Pour rappel, à Fitou, sur les 21 derniers mois, on comptabilise un total de 202mm de pluie tombée. Soit l’équivalent d’une année moyenne de pluviométrie dans le désert du Sahara…  

Allumettes ou bois de taille ? 

« La conséquence directe de cette pluviométrie, c’est que dès le printemps, on s’est rendu compte que le développement physiologique n’allait pas se faire correctement sur la saison. » raconte le vigneron. Comme beaucoup d’autres, il a vu les rameaux de ses vignes ne pas dépasser une vingtaine de centimètres, ornés de quelques feuilles vaillamment sorties malgré la monotonie d’un ciel sans pluviométrie.

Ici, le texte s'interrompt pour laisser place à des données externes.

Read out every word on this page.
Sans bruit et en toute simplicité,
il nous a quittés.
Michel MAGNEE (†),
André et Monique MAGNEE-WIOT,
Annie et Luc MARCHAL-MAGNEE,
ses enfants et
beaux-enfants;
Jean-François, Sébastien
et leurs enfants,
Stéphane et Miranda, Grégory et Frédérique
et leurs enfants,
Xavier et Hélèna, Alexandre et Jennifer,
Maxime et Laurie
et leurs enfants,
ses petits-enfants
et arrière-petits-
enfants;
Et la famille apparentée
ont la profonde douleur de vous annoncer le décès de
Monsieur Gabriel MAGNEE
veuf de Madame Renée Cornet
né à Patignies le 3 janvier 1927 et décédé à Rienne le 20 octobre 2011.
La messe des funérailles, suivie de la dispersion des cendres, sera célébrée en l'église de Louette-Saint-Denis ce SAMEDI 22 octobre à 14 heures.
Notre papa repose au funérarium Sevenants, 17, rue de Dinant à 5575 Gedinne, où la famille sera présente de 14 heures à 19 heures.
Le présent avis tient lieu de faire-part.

Même constat chez François Douville, viticulteur au domaine Les Conques (Pyrénées-Orientales). Il a 10 hectares de vignes entourés de 10 ha de chênes-liège, bruyères arborescentes et prairies. « Depuis les années 2010 on connaît déjà la sécheresse, mais normalement, on a de l’eau à l’automne et/ou au printemps. Quand on n’avait pas d’eau en automne on attendait le printemps ou de beaux orages avec la certitude de remplir un peu les réserves. Mais depuis quelques années, cette dynamique a changé : nous n’avons plus que quelques petits orages épars qui déversent 30/40 mm de pluie en 1 heure » observe le viticulteur.

La taille se fait dans une ambiance aride au domaine Les Conques. Crédit photo : François Douville 

Chez lui, c’est la syrah qui s’en sort le moins bien « c’est minable » ajoutera-t-il. « Comme elle a beaucoup de feuillage, elle a besoin de plus d’eau. » Le mourvèdre et le macabeu, ne s’en sortent pas beaucoup mieux, avec une sortie de petits bois chétif. Mais le viticulteur a tout de même « de la chance parce que j’ai des vieilles vignes, d’environ 70 ans, qui sont bien enracinées. » 

On vous fait une coupe courte ? 

Pas besoin de sortir l’imperméable cette année pour la taille hivernale dans cette zone. On ne coupera cependant pas au petit rafraîchissement de saison nécessaire à la vigne…  À la différence cette année, que l’on ne taille pas forcément pour produire, mais pour survivre. Face à ce bois parfois pas beaucoup plus gros qu’une allumette, aux mérithalles très courts, nombreux ont été les viticulteurs à se creuser les méninges pour assurer une taille en adéquation avec l’état du végétal.

Cep de Grenache gris de 70 ans. Crédit photo : François Douville

François Dal, conseiller viticole au Sicavac et auteur de l’ouvrage Bonnes pratiques de taille et techniques curatives contre les maladies du boispartage quelques conseils : « premièrement, de ne pas partir avec l’idée de remettre en charge cette année, ce que la vigne a pu produire l’année précédente (en équivalent jolies branches). Ça serait impossible à assumer pour la vigne. Dans des parcelles en proie à la sécheresse extrême de cette année, si la vigne fait 4 belles branches dans la saison qui arrive c’est déjà très bien. Je conseille donc de laisser deux petits coursons avec peu d’yeux même en guyot, en respectant les flux de sève. Pour la taille en gobelet, à dague, on peut même imaginer ne laisser que le bourgeon de couronne si l’état du bois laisse vraiment trop à désirer. »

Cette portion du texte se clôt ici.